Working From Home Day 2013

Working From Home Day 2013

Today is National Working From Home Day, celebrating the role of homeworking in flexible working initiatives which contribute to work-life balance; reduce the expense, bother and impact of the daily commute; and boost productivity.



National Work from Home Day typically brings to an end Work Wise Week, which is a campaign to get the UK to realise the benefits of smarter working and now in its eighth year.

The TUC typically gets good publicity from Working From Home Day, with its now-traditional press release on the growing extent of homeworking reported in much of the national press and also on the TUC's own insightful and always interesting Touchstone blog (see here).

Frances O'Grady, TUC General Secretary, also has a guest blog on the Work Wise website. In the blog, she discusses the growth of homeworking while pointing out that demand far outstrips supply as a result of poor management and a slow response to the advances in technology which ameliorate the impact of the undoubted potential problem of isolation. Frances clearly believes that 'high-quality' homeworking brings many organisational and individual benefits while, from a trade union perspective, it also has much to say in terms of the 'good work' agenda.
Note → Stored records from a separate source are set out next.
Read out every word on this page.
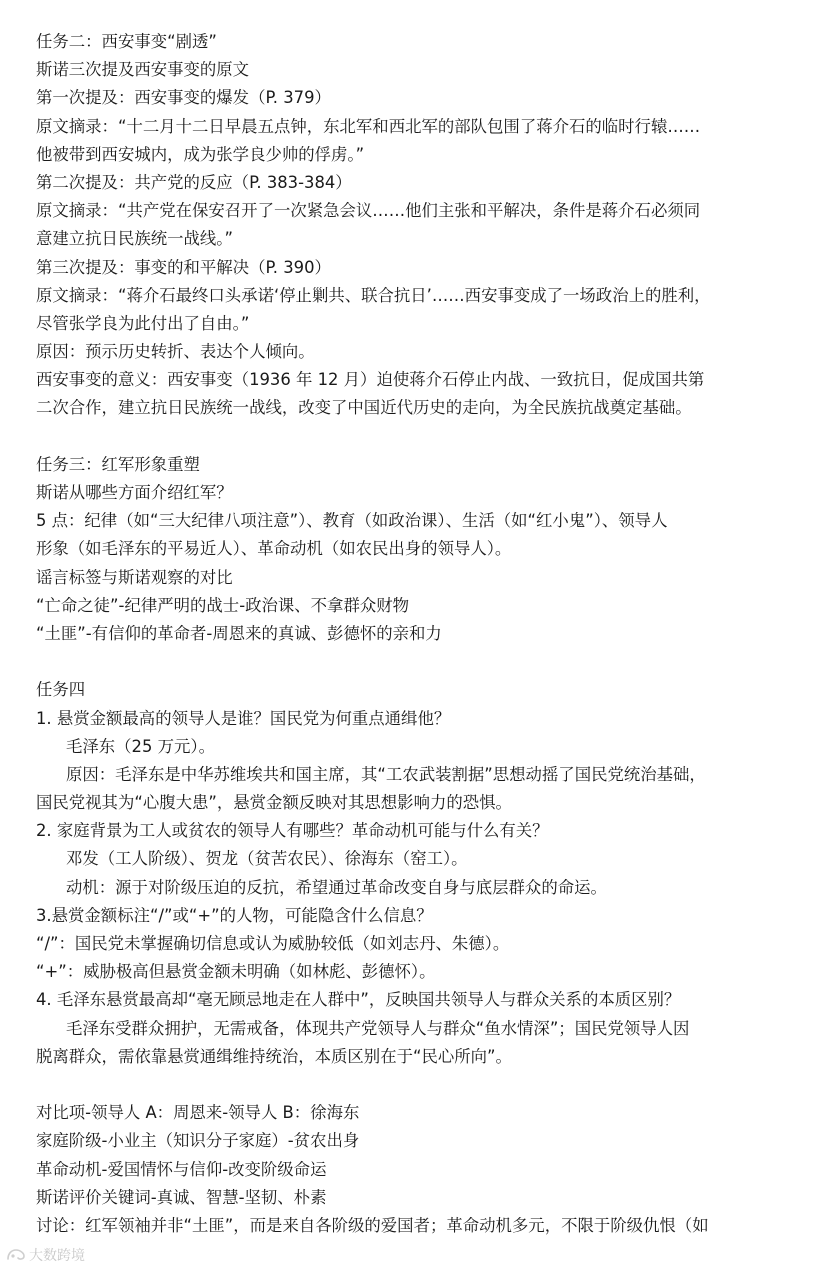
任务二：西安事变“剧透”
斯诺三次提及西安事变的原文
第一次提及：西安事变的爆发（P. 379）
原文摘录：“十二月十二日早晨五点钟，东北军和西北军的部队包围了蒋介石的临时行辕……
他被带到西安城内，成为张学良少帅的俘虏。”
第二次提及：共产党的反应（P. 383-384）
原文摘录：“共产党在保安召开了一次紧急会议……他们主张和平解决，条件是蒋介石必须同
意建立抗日民族统一战线。”
第三次提及：事变的和平解决（P. 390）
原文摘录：“蒋介石最终口头承诺‘停止剿共、联合抗日’……西安事变成了一场政治上的胜利，
尽管张学良为此付出了自由。”
原因：预示历史转折、表达个人倾向。
西安事变的意义：西安事变（1936 年 12 月）迫使蒋介石停止内战、一致抗日，促成国共第
二次合作，建立抗日民族统一战线，改变了中国近代历史的走向，为全民族抗战奠定基础。
任务三：红军形象重塑
斯诺从哪些方面介绍红军？
5 点：纪律（如“三大纪律八项注意”）、教育（如政治课）、生活（如“红小鬼”）、领导人
形象（如毛泽东的平易近人）、革命动机（如农民出身的领导人）。
谣言标签与斯诺观察的对比
“亡命之徒”-纪律严明的战士-政治课、不拿群众财物
“土匪”-有信仰的革命者-周恩来的真诚、彭德怀的亲和力
任务四
1. 悬赏金额最高的领导人是谁？国民党为何重点通缉他？
毛泽东（25 万元）。
原因：毛泽东是中华苏维埃共和国主席，其“工农武装割据”思想动摇了国民党统治基础，
国民党视其为“心腹大患”，悬赏金额反映对其思想影响力的恐惧。
2. 家庭背景为工人或贫农的领导人有哪些？革命动机可能与什么有关？
邓发（工人阶级）、贺龙（贫苦农民）、徐海东（窑工）。
动机：源于对阶级压迫的反抗，希望通过革命改变自身与底层群众的命运。
3.悬赏金额标注“/”或“+”的人物，可能隐含什么信息？
“/”：国民党未掌握确切信息或认为威胁较低（如刘志丹、朱德）。
“+”：威胁极高但悬赏金额未明确（如林彪、彭德怀）。
4. 毛泽东悬赏最高却“毫无顾忌地走在人群中”，反映国共领导人与群众关系的本质区别？
毛泽东受群众拥护，无需戒备，体现共产党领导人与群众“鱼水情深”；国民党领导人因
脱离群众，需依靠悬赏通缉维持统治，本质区别在于“民心所向”。
对比项-领导人 A：周恩来-领导人 B：徐海东
家庭阶级-小业主（知识分子家庭）-贫农出身
革命动机-爱国情怀与信仰-改变阶级命运
斯诺评价关键词-真诚、智慧-坚韧、朴素
讨论：红军领袖并非“土匪”，而是来自各阶级的爱国者；革命动机多元，不限于阶级仇恨（如
大数跨境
What constitutes 'high quality'? In Frances's view, it is based on good terms and conditions of work, full organisational integration of homeworkers and fair and equal treatment for homeworkers in terms, for example, of promotion opportunities.

I wouldn't disagree with any of that but I think the key to making homeworking work is retaining a voluntary approach. Prospect has, for the reasons set out above, a highly positive approach to homeworking as part of the armoury of organisational tools to assist flexible working and, indeed, employee retention - but we recognise that, for some Prospect workers, voluntarism is not how their homeworking starts. If organisations want to empower and liberate their workers - and their productivity, to reflect a contemporary topic this week - then homeworking will only do so where individuals feel empowered.

This, it seems to me, is inextricably bound up with having a permissive, rather than a mandatory, management style as regards the workers involved. Where organisations put workers first, homeworking can bring benefits - but it is unlikely to do so where workers are confronted with little or no choice in the matter.